Die Niederösterreichische Verkehrsorganisationsgesellschaft (NÖVOG) verzeichnet hohe Zufriedenheitswerte bei der Nutzung der Mariazellerbahn.
Dies geht aus einer Befragung hervor, die im Mai 2026 im Rahmen des alljährlichen Bahntests des Verkehrsclubs Österreich (VCÖ) unter Fahrgästen durchgeführt wurde. Demnach äußerten sich 93 Prozent der befragten Nutzer der eingesetzten Zuggattung „Himmelstreppe“ sehr zufrieden mit dem Leistungsangebot der Schmalspurbahn. Der VCÖ-Bahntest ist eine österreichweite Erhebung, bei der im Jahr 2026 insgesamt über 11.000 Passagiere bei neun Eisenbahnverkehrsunternehmen im Land befragt wurden.
Ein zentrales Ergebnis der Untersuchung betrifft die Bewertung des Servicepersonals und der Fahrzeugqualität. 96 Prozent der Befragten stufen die Zugbegleiter als freundlich ein, während 93 Prozent mit deren Hilfsbereitschaft zufrieden waren. Die Sauberkeit der Fahrzeuge bewerteten 94 Prozent der Befragten positiv. Neben dem Zugbetrieb wurden auch Haltestellen und Stationen im Streckennetz bewertet. In der Kategorie der kleineren Bahnhöfe außerhalb der Landeshauptstädte belegte die Endstation Mariazell den ersten Platz im Ranking, gefolgt von Hofstetten-Grünau auf Platz drei und Kirchberg an der Pielach auf Rang acht.
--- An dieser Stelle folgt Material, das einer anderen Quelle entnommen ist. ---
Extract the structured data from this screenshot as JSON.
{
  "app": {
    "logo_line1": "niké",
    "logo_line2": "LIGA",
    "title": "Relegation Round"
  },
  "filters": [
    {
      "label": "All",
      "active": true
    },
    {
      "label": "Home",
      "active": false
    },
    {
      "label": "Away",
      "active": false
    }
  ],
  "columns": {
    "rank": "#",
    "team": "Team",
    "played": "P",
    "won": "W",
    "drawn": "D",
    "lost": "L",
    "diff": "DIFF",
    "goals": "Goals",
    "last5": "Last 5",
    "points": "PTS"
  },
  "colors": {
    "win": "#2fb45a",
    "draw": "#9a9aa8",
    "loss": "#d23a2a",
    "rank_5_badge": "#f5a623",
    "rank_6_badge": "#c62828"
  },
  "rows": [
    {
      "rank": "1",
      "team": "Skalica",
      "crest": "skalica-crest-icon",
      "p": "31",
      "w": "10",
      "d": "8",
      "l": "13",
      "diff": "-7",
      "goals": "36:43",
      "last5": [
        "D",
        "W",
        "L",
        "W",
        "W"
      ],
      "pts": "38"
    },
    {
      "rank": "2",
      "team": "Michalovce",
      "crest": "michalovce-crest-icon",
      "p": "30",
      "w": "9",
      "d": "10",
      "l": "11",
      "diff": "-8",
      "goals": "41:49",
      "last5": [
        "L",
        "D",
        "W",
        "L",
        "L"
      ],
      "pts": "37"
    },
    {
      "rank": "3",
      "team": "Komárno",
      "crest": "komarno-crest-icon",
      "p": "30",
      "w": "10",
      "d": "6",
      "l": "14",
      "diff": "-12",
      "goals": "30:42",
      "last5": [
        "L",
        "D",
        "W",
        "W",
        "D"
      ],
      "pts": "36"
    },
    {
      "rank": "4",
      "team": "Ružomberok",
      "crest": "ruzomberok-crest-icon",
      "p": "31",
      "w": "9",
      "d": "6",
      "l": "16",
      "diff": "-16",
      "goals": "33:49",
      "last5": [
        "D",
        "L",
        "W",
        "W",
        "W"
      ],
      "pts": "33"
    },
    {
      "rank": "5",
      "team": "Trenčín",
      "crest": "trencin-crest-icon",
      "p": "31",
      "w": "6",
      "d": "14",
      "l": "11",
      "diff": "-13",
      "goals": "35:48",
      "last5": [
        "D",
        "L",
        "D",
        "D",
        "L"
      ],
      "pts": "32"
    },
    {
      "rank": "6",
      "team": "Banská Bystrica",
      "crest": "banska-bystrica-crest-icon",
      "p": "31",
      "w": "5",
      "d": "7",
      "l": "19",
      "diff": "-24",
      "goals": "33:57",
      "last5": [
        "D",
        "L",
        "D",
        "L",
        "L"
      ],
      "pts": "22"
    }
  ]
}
Der Landeshauptfrau-Stellvertreter und Verkehrslandesrat von Niederösterreich, Udo Landbauer, sowie die NÖVOG-Geschäftsführer Wolfgang Schroll und Michael Hasenöhrl werten das Ergebnis als Bestätigung für die Investitionen in die Regionalbahninfrastruktur. Die Mariazellerbahn verbindet die niederösterreichische Landeshauptstadt St. Pölten mit dem Wallfahrtsort Mariazell in der Steiermark und erfüllt sowohl im täglichen Pendlerverkehr als auch im regionalen Ausflugs- und Touristentransport eine wichtige Versorgungsfunktion.
Verkehrsexperten merken an, dass Schmalspurbahnen im regionalen Personenverkehr oft vor besonderen wirtschaftlichen Herausforderungen stehen. Aufgrund der spezifischen Spurweite von 760 Millimetern ist das Zugmaterial nicht mit dem Normalspurnetz der ÖBB kompatibel, was eigenständige Instandhaltungs- und Beschaffungsstrukturen erfordert. Hohe Betriebskosten und die Abhängigkeit von öffentlichen Zuschüssen des Landes Niederösterreich machen eine kontinuierliche Auslastung der Strecken erforderlich, damit der Bahnverkehr gegenüber dem parallelen Busverkehr wettbewerbsfähig bleibt.